- Trade show poster
- Directed by: John Orton
- Written by: A.P. Herbert
- Produced by: H. Bruce Woolfe, Michael Villiers
- Starring: Michael Hogan Tony Bruce
- Cinematography: R.J. Walker Alan Villiers
- Edited by: John Orton
- Production companies: British Instructional Films, Welwyn Studios
- Release date: 1930;
- Running time: 68 minutes
- Country: United Kingdom
- Language: English

= Windjammer (1930 film) =

1930 film

Windjammer (also known as The Windjammer) is a 1930 British adventure film directed by John Orton and starring Michael Hogan and Tony Bruce. Stuart Legg and Arthur B. Woods were assistant directors. It was written by A.P. Herbert based on the 1930 book By Way of Cape Horn by A.J. Villiers, and produced by British Instructional Films.

==Premise==
A full-rigged windjammer ship (the Grace Hawar) sails from Australia to England via Cape Horn.

==Cast==

- Michael Hogan as Bert
- Tony Bruce as Jack
- Hal Gordon as Alf
- J. Barber as crew
- C. Levey as crew
- C. Christie as crew
- S. Christie as crew
- Roy Travers as Old Ned
- J. Cunningham as crew
- Hal Booth as crew
- Gordon Craig as youth
- G. Thomas as crew
- Sam Livesey as crew

==Reception==

Kine Weekly wrote: "A refreshing drama which vividly depicts life on an old 'windjammer' and contains some brilliant nautical shots, but becomes very monotonous towards the finish owing to the slightness of the story, which is almost negligible ... The hazardous voyage from Australia to England, the storms encountered, and the privations endured by the crew result in a certain amount of drama, but the picture is lacking in high spots. ... Still, its intimate glimpses of life on a windjammer, together with the exceedingly fine pictorial work, results in the interest being fairly evenly sustained. The recording is not very clear, nor is the dialogue outstanding. The camera work is very fine, and forms one of the main attractions of the film. "

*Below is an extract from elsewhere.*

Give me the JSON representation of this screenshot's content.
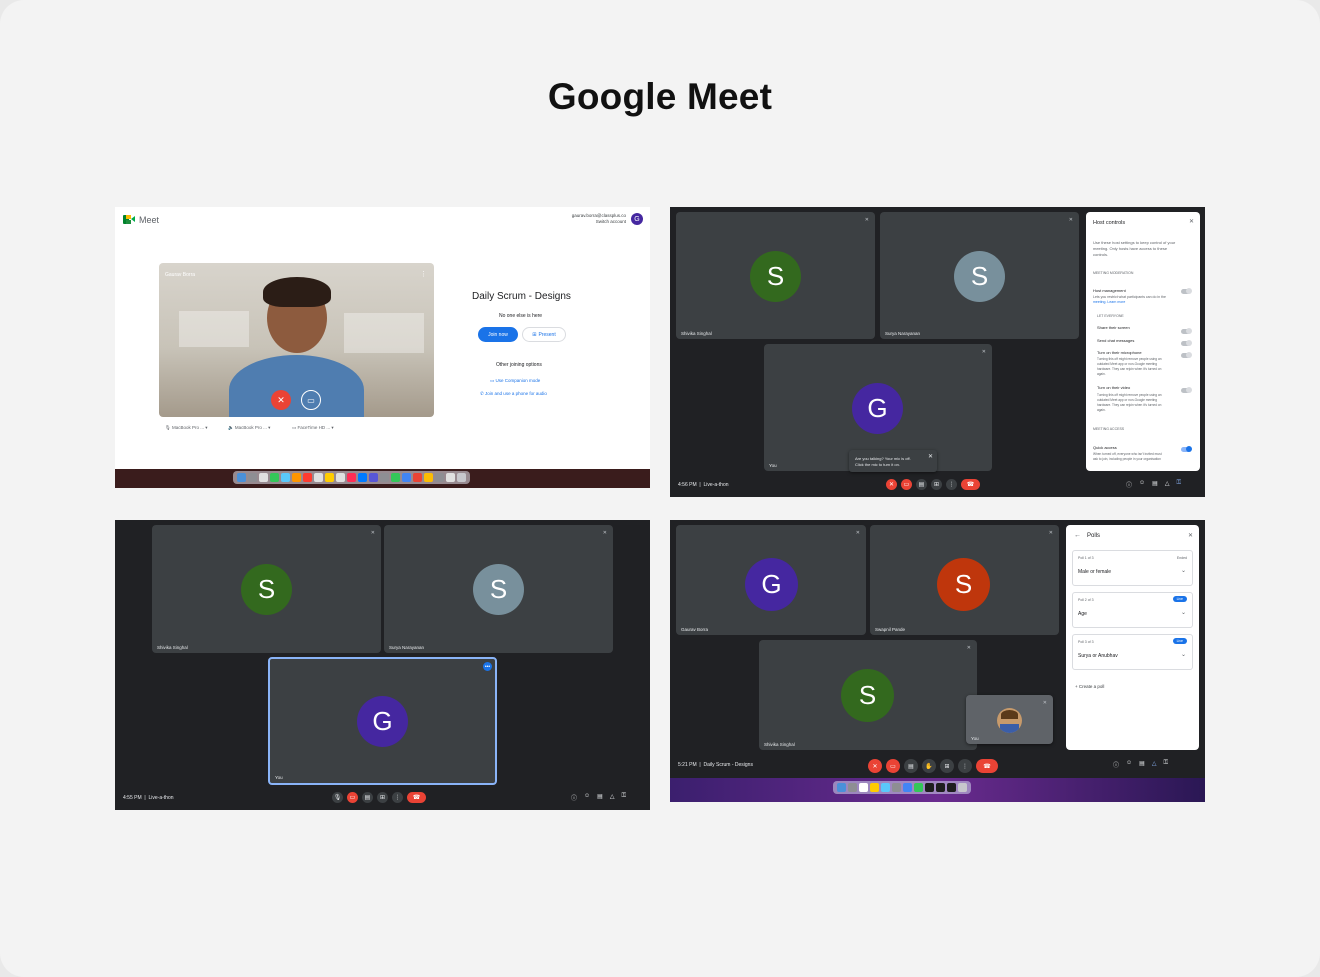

Film Weekly wrote: "Across the world on a sailing ship. Fine pictures but little story. Unusual film that is worth seeinng."

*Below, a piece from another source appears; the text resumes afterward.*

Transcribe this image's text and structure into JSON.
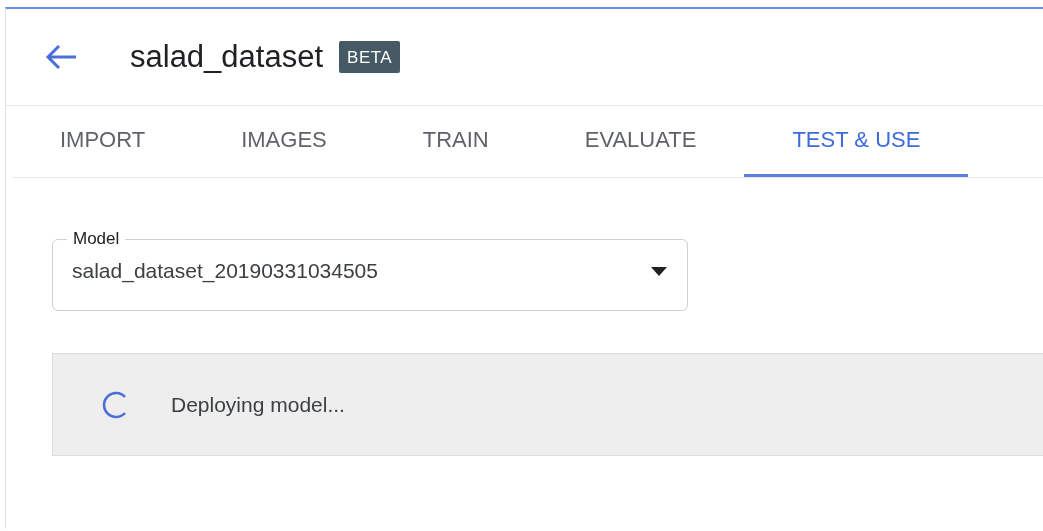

Picture Show wrote: "The record of the voyage of a sailing ship from Australia to England. Magnificent photography of the sea in calm and storm."

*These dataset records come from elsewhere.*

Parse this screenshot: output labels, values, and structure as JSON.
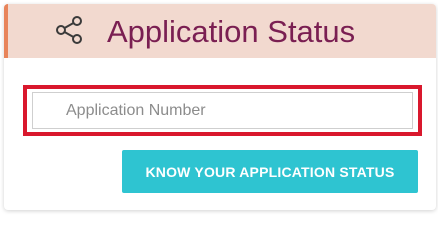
{
  "header": {
    "title": "Application Status",
    "icon": "share-icon"
  },
  "form": {
    "application_number_placeholder": "Application Number",
    "application_number_value": "",
    "submit_label": "KNOW YOUR APPLICATION STATUS"
  },
  "colors": {
    "header_background": "#f2d9cf",
    "header_accent": "#e8845a",
    "title_text": "#7a1f52",
    "highlight_outline": "#d9182d",
    "button_background": "#2ec4d1",
    "button_text": "#ffffff"
  }
}
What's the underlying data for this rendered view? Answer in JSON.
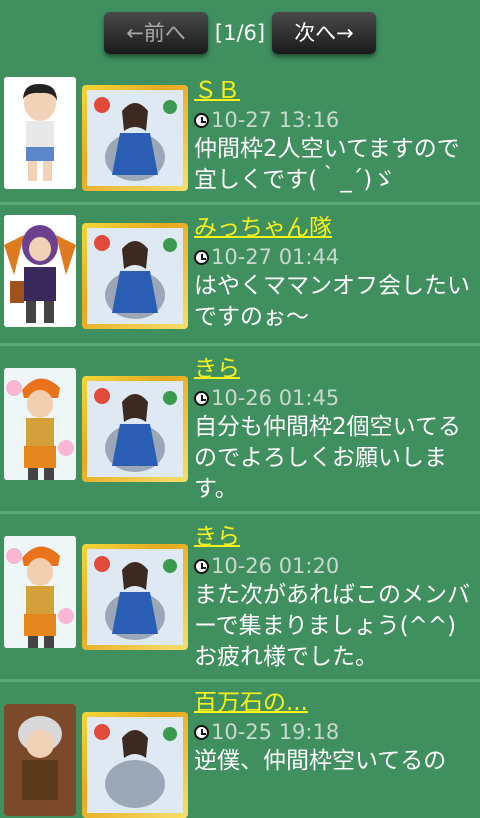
{
  "pager": {
    "prev_label": "←前へ",
    "indicator": "[1/6]",
    "next_label": "次へ→"
  },
  "posts": [
    {
      "name": "ＳＢ",
      "time": "10-27 13:16",
      "message": "仲間枠2人空いてますので宜しくです(｀_´)ゞ"
    },
    {
      "name": "みっちゃん隊",
      "time": "10-27 01:44",
      "message": "はやくママンオフ会したいですのぉ～"
    },
    {
      "name": "きら",
      "time": "10-26 01:45",
      "message": "自分も仲間枠2個空いてるのでよろしくお願いします。"
    },
    {
      "name": "きら",
      "time": "10-26 01:20",
      "message": "また次があればこのメンバーで集まりましょう(^^)お疲れ様でした。"
    },
    {
      "name": "百万石の...",
      "time": "10-25 19:18",
      "message": "逆僕、仲間枠空いてるの"
    }
  ],
  "colors": {
    "background": "#3f8f5f",
    "name": "#f7f21c",
    "time": "#c9d9cf"
  }
}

Time Out wrote: "This account of the five month voyage of the Grace Harwar from Wallaroo in Australia to London in 1929 is an extraordinary combination of documentary and low-life drama. Working class hero Bert is as bloody-minded as Arthur Seaton in Saturday Night and Sunday Morning, and leads a chorus of eccentrically seedy sailors in grousing about the patched and battered old sailing ship. AP Herbert's phlegmatically salty dialogue, and the stunning photography of angry seas and men swinging through the rigging like gibbons (which the young cameraman paid for with his life), give the film an almost hallucinatory resonance. An authentic glimpse into a lost world."